Papers cited that should likely be ingested next:

[11] Lu & Culbertson 2023 — Active Acoustic Sensing for Robot Manipulation (IROS) — the hardware platform VibeCheck rebuilds and streamlines. Direct predecessor; see batch entry Active Acoustic Sensing for Robot Manipulation.
[12] Yi, Lee & Fazeli 2024 — Visual-auditory Extrinsic Contact Estimation (arXiv:2409.14608) — the other prior active-acoustic-in-gripper work VibeCheck positions against (extrinsic contact under occlusion).
[2] Liu & Chen 2024 — SonicSense (CoRL) — passive contact-microphone multi-fingered hand for container contents / 3D shape / re-ID; the passive-acoustic counterpoint. See batch entry SonicSense.
[1] Kim & Rodriguez 2022 — Active Extrinsic Contact Sensing (peg-in-hole) (ICRA) — the active-extrinsic-contact / peg-insertion lineage VibeCheck's task slots into.
[20] Liu et al. 2024 — ManiWAV (CoRL) — in-the-wild audio-visual manipulation policy; see batch entry ManiWAV.
[21] Mejia, Dean, Hellebrekers & Gupta 2024 — Hearing Touch (ICRA) — audio-tactile pretraining for contact-rich manipulation; see batch entry Hearing Touch.
[23] Du, Lee, Nair & Finn — Play it by Ear (RSS) — learning skills amidst occlusion via audio-visual imitation; see batch entry Play it by Ear.
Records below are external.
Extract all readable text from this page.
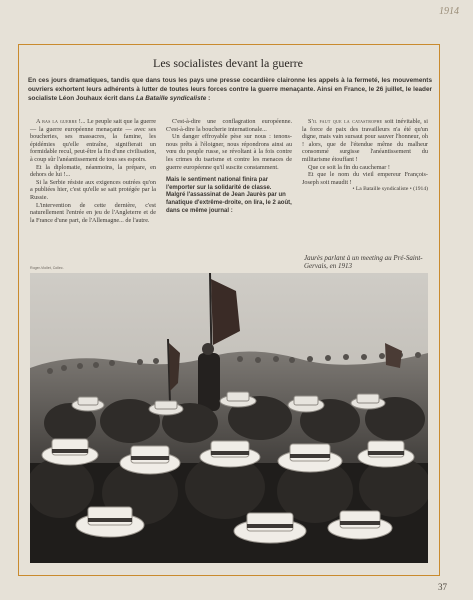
1914
Les socialistes devant la guerre
En ces jours dramatiques, tandis que dans tous les pays une presse cocardière claironne les appels à la fermeté, les mouvements ouvriers exhortent leurs adhérents à lutter de toutes leurs forces contre la guerre menaçante. Ainsi en France, le 26 juillet, le leader socialiste Léon Jouhaux écrit dans La Bataille syndicaliste :

A bas la guerre !... Le peuple sait que la guerre — la guerre européenne menaçante — avec ses boucheries, ses massacres, la famine, les épidémies qu'elle entraîne, signifierait un formidable recul, peut-être la fin d'une civilisation, à coup sûr l'anéantissement de tous ses espoirs.

Et la diplomatie, néanmoins, la prépare, en dehors de lui !...

Si la Serbie résiste aux exigences outrées qu'on a publiées hier, c'est qu'elle se sait protégée par la Russie.

L'intervention de cette dernière, c'est naturellement l'entrée en jeu de l'Angleterre et de la France d'une part, de l'Allemagne... de l'autre.

C'est-à-dire une conflagration européenne. C'est-à-dire la boucherie internationale...

Un danger effroyable pèse sur nous : tenons-nous prêts à l'éloigner, nous répondrons ainsi au vœu du peuple russe, se révoltant à la fois contre les crimes du tsarisme et contre les menaces de guerre européenne qu'il suscite constamment.

Mais le sentiment national finira par l'emporter sur la solidarité de classe. Malgré l'assassinat de Jean Jaurès par un fanatique d'extrême-droite, on lira, le 2 août, dans ce même journal :

S'il faut que la catastrophe soit inévitable, si la force de paix des travailleurs n'a été qu'un digne, mais vain sursaut pour sauver l'honneur, oh ! alors, que de l'étendue même du malheur consommé surgisse l'anéantissement du militarisme étouffant !

Que ce soit la fin du cauchemar !

Et que le nom du vieil empereur François-Joseph soit maudit !

• La Bataille syndicaliste • (1914)

Jaurès parlant à un meeting au Pré-Saint-Gervais, en 1913
Roger-Viollet, Collec.
37
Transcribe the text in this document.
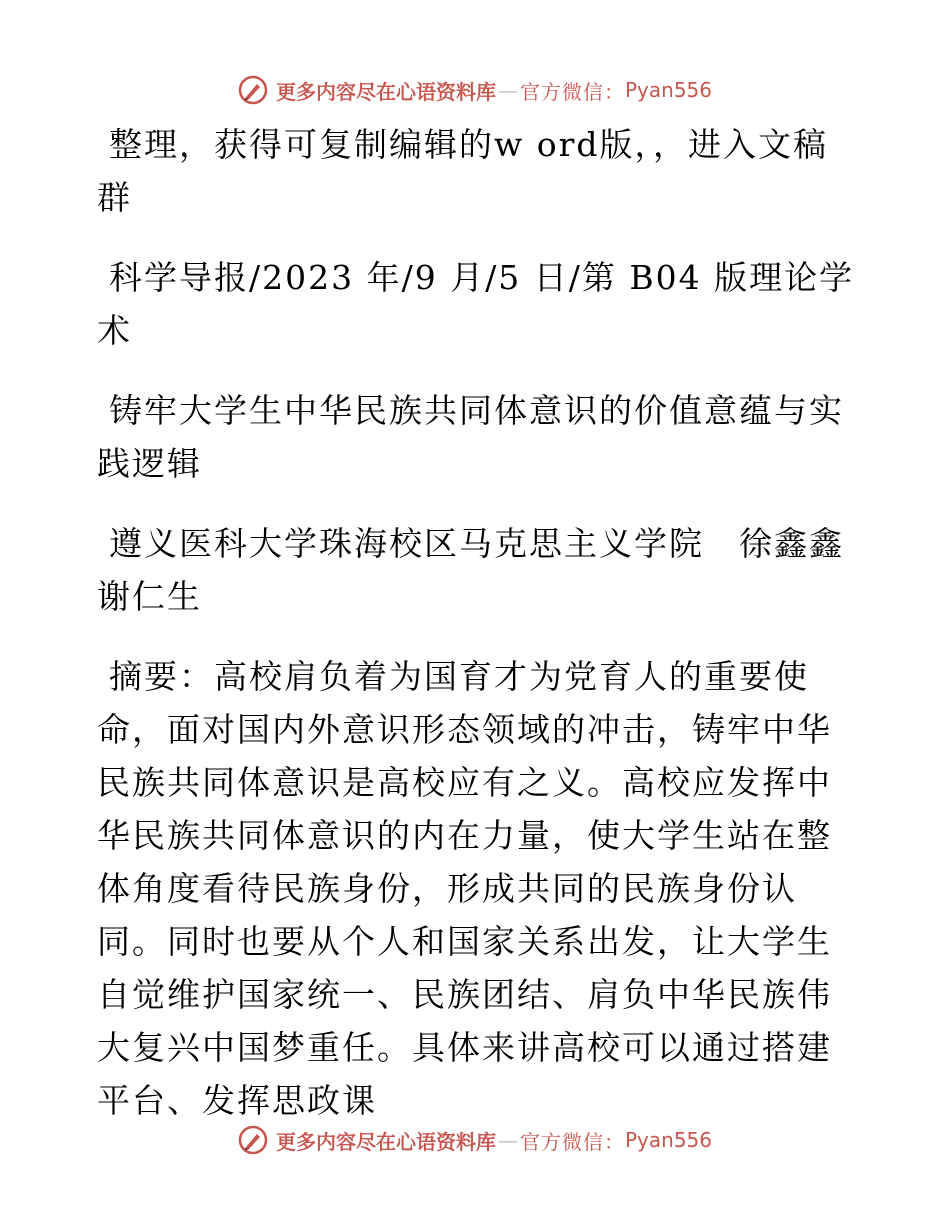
更多内容尽在心语资料库 — 官方微信： Pyan556

整理，获得可复制编辑的w ord版，，进入文稿群

科学导报/2023 年/9 月/5 日/第 B04 版理论学术

铸牢大学生中华民族共同体意识的价值意蕴与实践逻辑

遵义医科大学珠海校区马克思主义学院　徐鑫鑫谢仁生

摘要：高校肩负着为国育才为党育人的重要使命，面对国内外意识形态领域的冲击，铸牢中华民族共同体意识是高校应有之义。高校应发挥中华民族共同体意识的内在力量，使大学生站在整体角度看待民族身份，形成共同的民族身份认同。同时也要从个人和国家关系出发，让大学生自觉维护国家统一、民族团结、肩负中华民族伟大复兴中国梦重任。具体来讲高校可以通过搭建平台、发挥思政课

更多内容尽在心语资料库 — 官方微信： Pyan556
Newly ingested in the 2026-06-24 batch — directly relevant:

SonicSense — closest sibling: in-hand passive acoustic/vibration sensing for object understanding; VibeCheck is the active (emit-and-listen) counterpart that adds a closed-loop policy.
Active Acoustic Sensing for Robot Manipulation — the Lu & Culbertson platform [11] VibeCheck builds on; same emit-through-object principle, VibeCheck unifies emitter/receiver hardware and goes beyond static classification.
ManiWAV and Making Sense of Audio Vibration (pouring) — audio-as-contact-feedback for manipulation; ManiWAV uses contact audio in an imitation policy, the pouring work reads vibration for a contact-rich pour — both share VibeCheck's "sound encodes contact state" premise.
See, Hear, and Feel and Hearing Touch — multisensory fusion / audio-tactile pretraining; VibeCheck is the single-modality (audio-only) ablation point of this fusion line.
The Sound of Simulation — generative audio sim2real; relevant to VibeCheck's confusion-matrix-driven simulator that trains the policy on sampled acoustic-classifier observations.